Мансур медленно поднялся и, пошатываясь, побрел по берегу. Он хотел подняться наверх, как вдруг увидел спускающихся к воде мужчин. Они тащили большой и по виду довольно тяжелый сверток. Один из них молчал, другой то и дело разражался проклятиями. Мансур не знал, что заставило его остановиться. Незнакомцы могли нести какие-то вещи, хотя, скорее всего, то был труп. Это не удивило и не возмутило Мансура. Мало ли преступлений совершается в таком городе, как Стамбул!
– Давай бросим на мелководье! – Сказал тот, который сыпал проклятиями. – Какая разница, все равно ее съедят рыбы!
– Нет, – твердо возразил другой. – Должно быть, ты плохо знаешь нашего господина. Он мог послать кого-то проследить за тем, как мы выполняем свою работу!
– Хороша работа! – Проворчал первый. – Ты полагаешь, мы творим праведное дело?

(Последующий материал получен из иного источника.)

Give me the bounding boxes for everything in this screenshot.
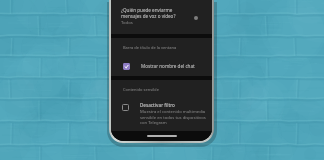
staticText: Desactivar filtro [140,102,175,108]
staticText: Barra de título de la ventana [123,45,177,50]
button[interactable]: Desactivar filtro [111,102,212,125]
staticText: Todos [121,20,133,26]
other: Opción seleccionada [194,16,198,20]
button[interactable]: ¿Quién puede enviarme [111,0,212,34]
staticText: Mostrar nombre del chat [141,63,195,69]
staticText: ¿Quién puede enviarme [121,7,173,13]
staticText: Muestra el contenido multimedia sensible… [140,109,206,125]
staticText: mensajes de voz o vídeo? [121,13,176,19]
button[interactable]: Mostrar nombre del chat [111,56,212,76]
staticText: Contenido sensible [123,87,159,92]
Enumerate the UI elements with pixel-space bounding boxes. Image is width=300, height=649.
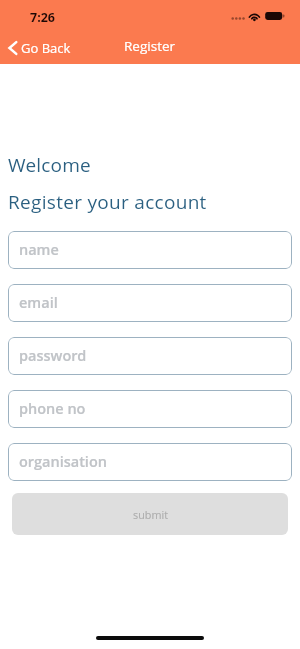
button[interactable]: password — [8, 337, 292, 375]
button[interactable]: organisation — [8, 443, 292, 481]
staticText: Welcome — [8, 152, 91, 178]
button[interactable]: Go Back — [0, 37, 79, 59]
button[interactable]: submit — [12, 493, 288, 535]
staticText: password — [19, 346, 87, 366]
button[interactable]: name — [8, 231, 292, 269]
staticText: Register — [124, 37, 176, 55]
staticText: 7:26 — [30, 9, 55, 26]
staticText: organisation — [19, 452, 107, 472]
staticText: email — [19, 293, 58, 313]
button[interactable]: email — [8, 284, 292, 322]
staticText: submit — [133, 507, 168, 522]
button[interactable]: phone no — [8, 390, 292, 428]
staticText: phone no — [19, 399, 86, 419]
staticText: Go Back — [21, 39, 71, 57]
staticText: name — [19, 240, 59, 260]
staticText: Register your account — [8, 189, 207, 215]
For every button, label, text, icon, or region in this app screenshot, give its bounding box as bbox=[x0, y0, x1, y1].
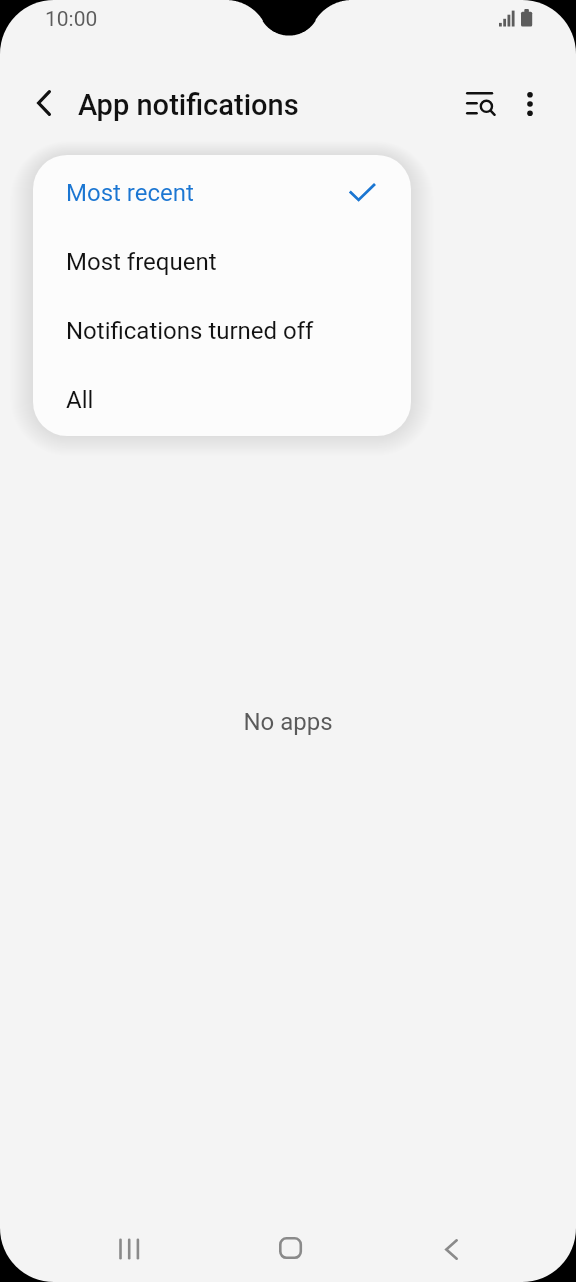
button[interactable]: Home bbox=[266, 1224, 314, 1272]
button[interactable]: All bbox=[33, 365, 411, 434]
staticText: Notifications turned off bbox=[66, 317, 314, 345]
button[interactable]: Most recent bbox=[33, 158, 411, 227]
button[interactable]: Search bbox=[459, 82, 503, 126]
staticText: No apps bbox=[0, 708, 576, 736]
button[interactable]: Back bbox=[22, 81, 66, 125]
staticText: 10:00 bbox=[45, 7, 98, 32]
staticText: Most recent bbox=[66, 179, 194, 207]
staticText: Most frequent bbox=[66, 248, 217, 276]
button[interactable]: Notifications turned off bbox=[33, 296, 411, 365]
button[interactable]: Back bbox=[427, 1225, 475, 1273]
button[interactable]: More options bbox=[508, 82, 552, 126]
staticText: All bbox=[66, 386, 94, 414]
button[interactable]: Most frequent bbox=[33, 227, 411, 296]
staticText: App notifications bbox=[78, 88, 299, 122]
button[interactable]: Recents bbox=[105, 1225, 153, 1273]
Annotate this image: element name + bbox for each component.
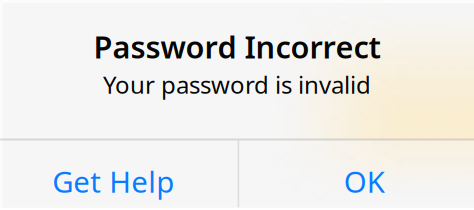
button[interactable]: Get Help (0, 140, 238, 210)
staticText: OK (344, 162, 385, 201)
staticText: Password Incorrect (94, 26, 380, 67)
button[interactable]: OK (238, 140, 474, 210)
staticText: Get Help (52, 162, 174, 201)
staticText: Your password is invalid (103, 69, 371, 100)
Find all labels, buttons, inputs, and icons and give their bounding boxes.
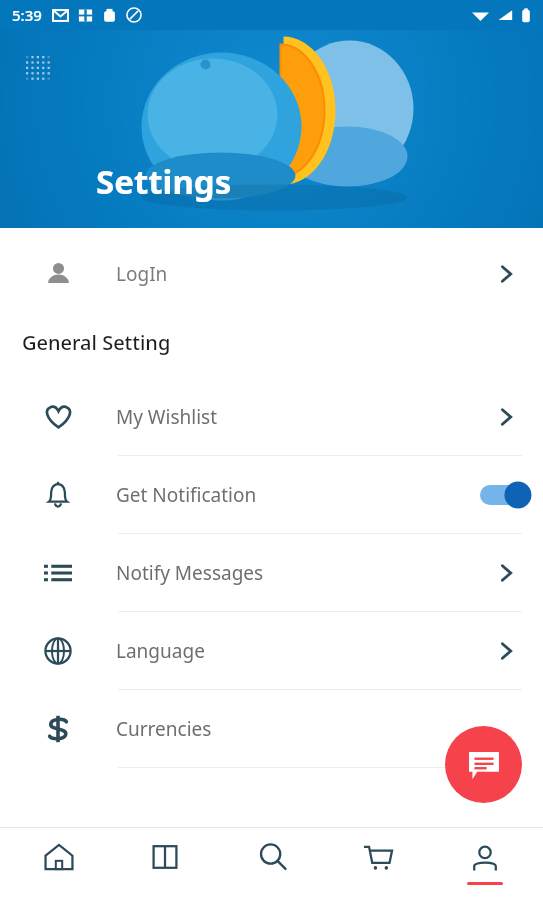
button[interactable]: Currencies [0, 690, 543, 767]
other: Open [493, 261, 519, 287]
button[interactable]: Cart [330, 828, 426, 900]
staticText: Notify Messages [116, 560, 264, 586]
staticText: LogIn [116, 261, 168, 287]
staticText: General Setting [22, 329, 171, 356]
button[interactable]: Get Notification [0, 456, 543, 533]
button[interactable]: Notify Messages [0, 534, 543, 611]
staticText: Settings [96, 159, 232, 204]
button[interactable]: Get Notification toggle [480, 480, 532, 510]
button[interactable]: My Wishlist [0, 378, 543, 455]
other: Open [493, 638, 519, 664]
staticText: 5:39 [12, 5, 42, 25]
other: Open [493, 404, 519, 430]
button[interactable]: LogIn [0, 246, 543, 302]
staticText: Currencies [116, 716, 212, 742]
button[interactable]: Language [0, 612, 543, 689]
other: Open [493, 560, 519, 586]
button[interactable]: Home [11, 828, 107, 900]
staticText: My Wishlist [116, 404, 218, 430]
button[interactable]: Chat [445, 726, 522, 803]
staticText: Get Notification [116, 482, 257, 508]
button[interactable]: Profile [437, 828, 533, 900]
button[interactable]: Catalog [117, 828, 213, 900]
staticText: Language [116, 638, 205, 664]
button[interactable]: Menu [24, 54, 52, 82]
button[interactable]: Search [224, 828, 320, 900]
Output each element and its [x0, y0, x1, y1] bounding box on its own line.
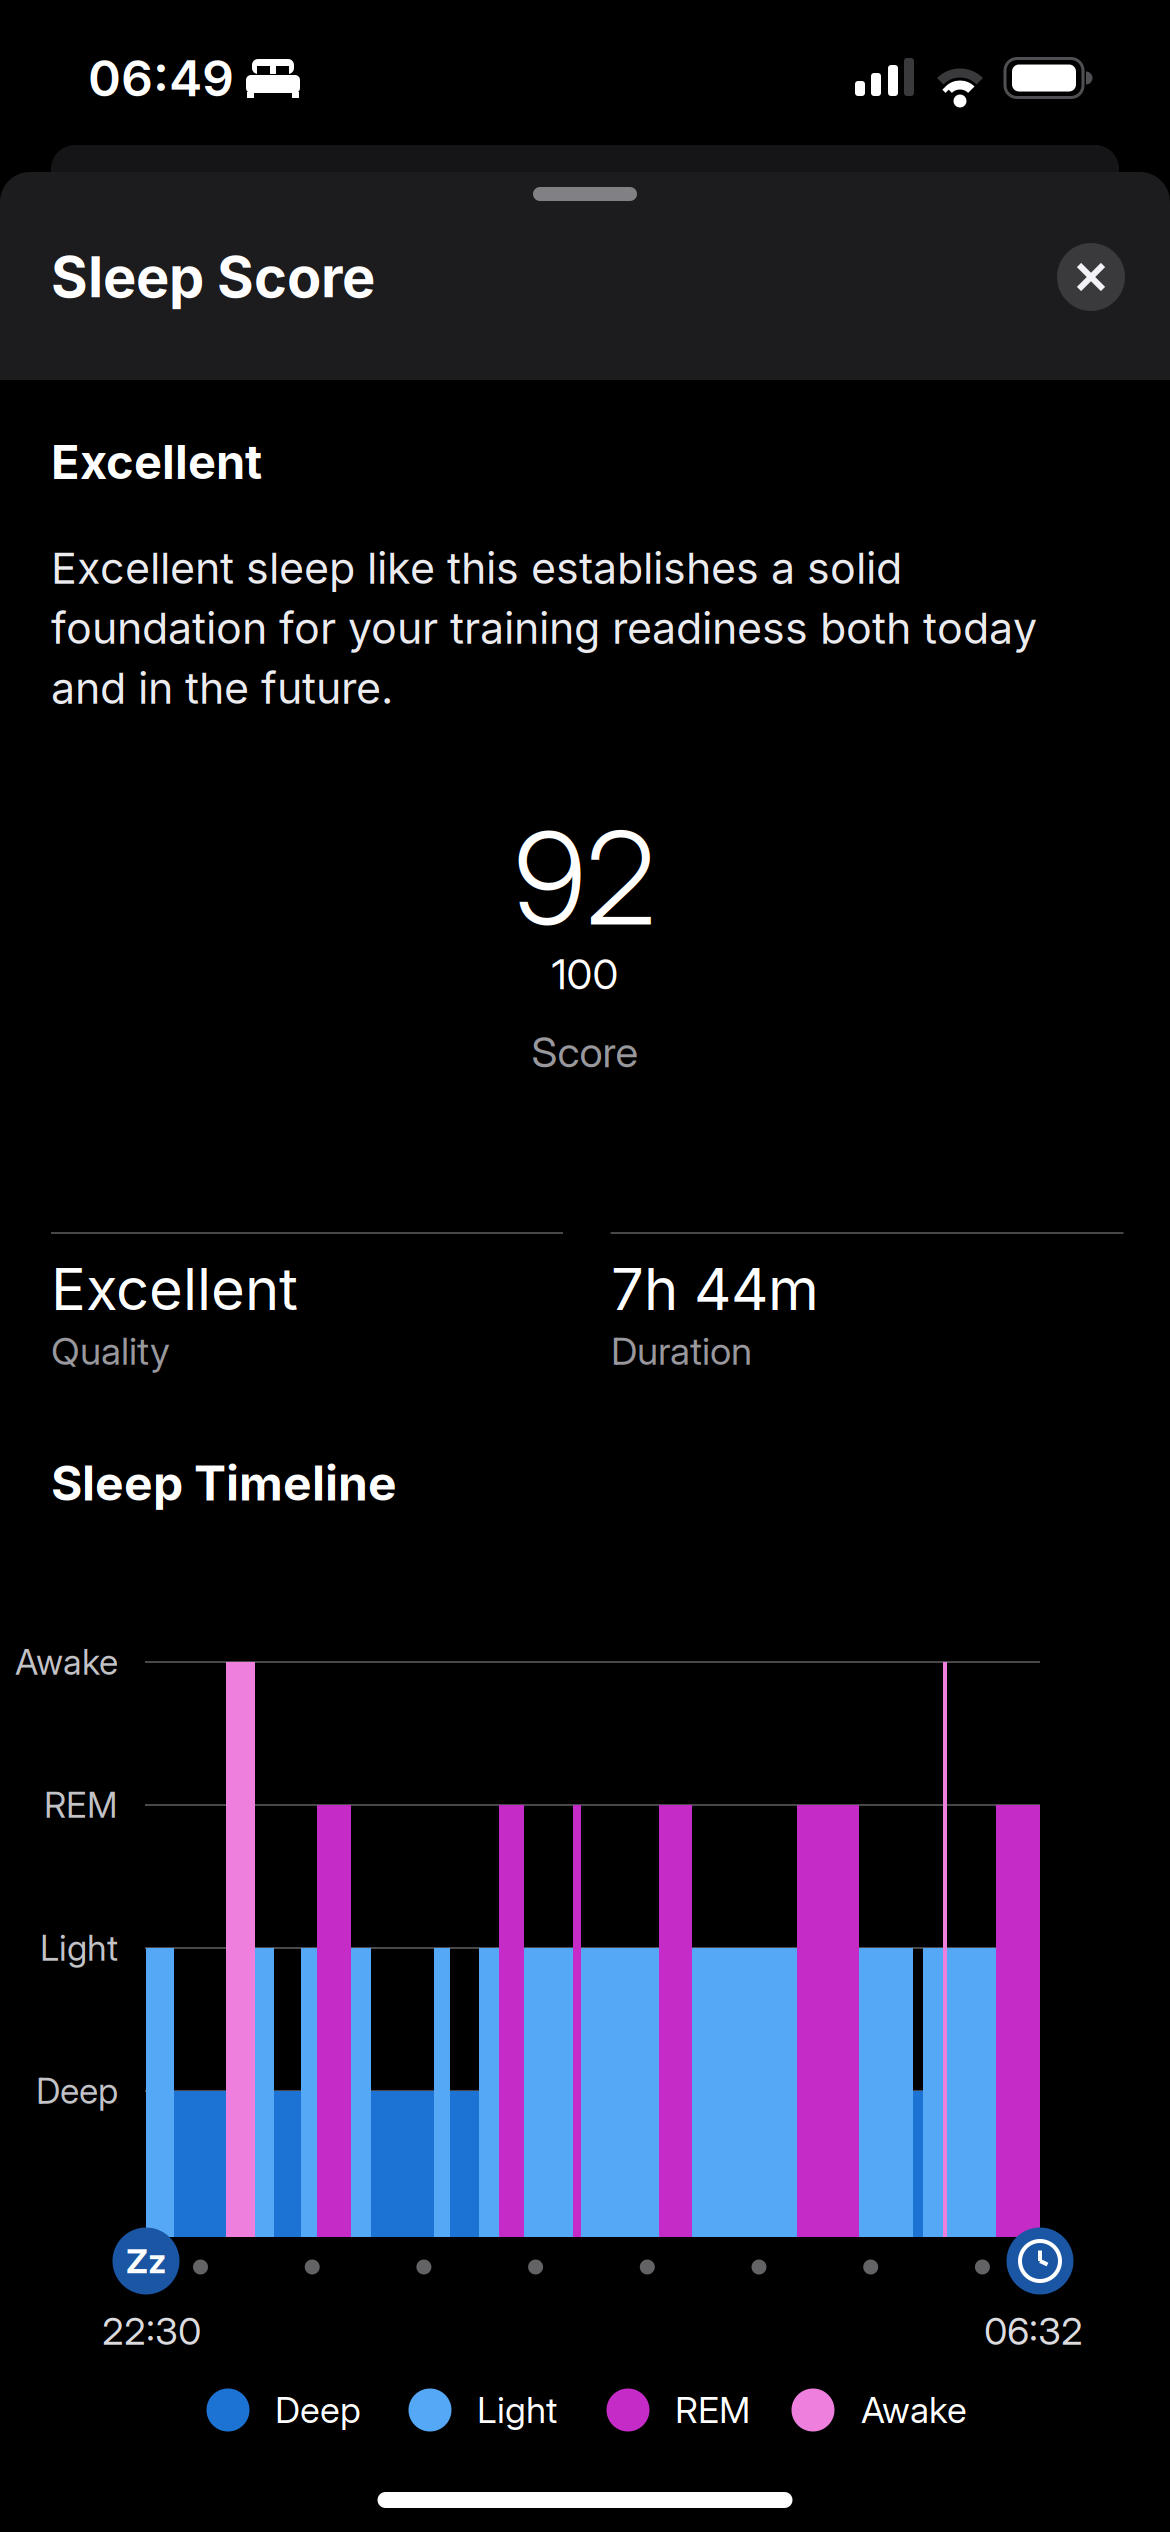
staticText: REM	[44, 1784, 118, 1826]
staticText: Quality	[51, 1328, 170, 1374]
staticText: Awake	[15, 1641, 118, 1683]
staticText: Deep	[36, 2070, 118, 2112]
staticText: 7h 44m	[611, 1254, 819, 1324]
staticText: 06:49	[88, 48, 234, 108]
staticText: Light	[477, 2388, 557, 2432]
staticText: Light	[40, 1927, 118, 1969]
staticText: Awake	[861, 2388, 967, 2432]
staticText: REM	[675, 2388, 750, 2432]
staticText: 06:32	[984, 2308, 1083, 2354]
staticText: 100	[552, 949, 618, 999]
staticText: 22:30	[102, 2308, 201, 2354]
staticText: Excellent	[51, 1254, 298, 1324]
staticText: 92	[514, 801, 656, 956]
staticText: foundation for your training readiness b…	[51, 602, 1037, 654]
staticText: Zz	[126, 2240, 166, 2282]
staticText: Excellent sleep like this establishes a …	[51, 542, 902, 594]
staticText: Duration	[611, 1328, 752, 1374]
staticText: and in the future.	[51, 662, 393, 714]
staticText: Sleep Score	[51, 243, 375, 311]
staticText: Deep	[275, 2388, 361, 2432]
button[interactable]	[1057, 243, 1125, 311]
staticText: Sleep Timeline	[51, 1454, 397, 1512]
staticText: Excellent	[51, 434, 262, 490]
staticText: Score	[532, 1027, 638, 1077]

– Сейчас не время думать о спасении души. Давай поскорее избавимся от этого груза!
В это время сверток в их руках изогнулся, послышался сдавленный стон. Судя по размерам свертка и раздавшемуся голосу, негодяи собирались утопить женщину. Мансур пошел следом за мужчинами, на ходу вынимая саблю. Они не видели янычара и быстро шли вперед по огромному причалу. Кое-где на водной глади покачивались привязанные к столбам лодки, но кругом не было ни души.
Мансур тихо свистнул сквозь зубы, и мужчины резко обернулись. У обоих был испуганный, вороватый взгляд. Мансур молча показал им саблю, потом кивнул на мешок, который они только что опустили на землю. Он ожидал, что незнакомцы сдадутся или примут бой. Его устраивало и то, и другое. Он зарубил бы их с холодным сердцем и столь же спокойно мог дать им убежать.
Мужчины замерли. У одного из них был кинжал, но они, признав в Мансуре янычара, побоялись с ним связываться.
– Я вас отпущу, – сказал Мансур, – если вы отдадите мне вот это!
Он указал на сверток острием сабли.
Муса согласно кивнул и дернул Орхана за рукав. А тот вдруг с силой толкнул мешок ногой, и он с громким плеском разбил темное зеркало воды, а через мгновение скрылся в глубине.
Мансур тотчас прыгнул следом. Он не знал, глубоко там или нет, и не слишком надеялся на то, что ему удастся найти зашитую в мешок несчастную женщину и вытащить ее на берег. К счастью, молодой янычар набрал в легкие много воздуха и достаточно глубока нырнул. Ему повезло: он достал до самого дна и почти сразу наткнулся на что-то большое и мягкое. Хотя в воде тело весило значительно меньше, Мансур понял, что не сможет его вытащить, не освободив от груза. Янычар вынул из-за пояса нож и рассек ткань. Булыжник вывалился в воду. Тогда Мансур поднял тело, вынырнул на поверхность и огляделся. Молодой воин решил отплыть подальше – негодяи могли поджидать его на причале.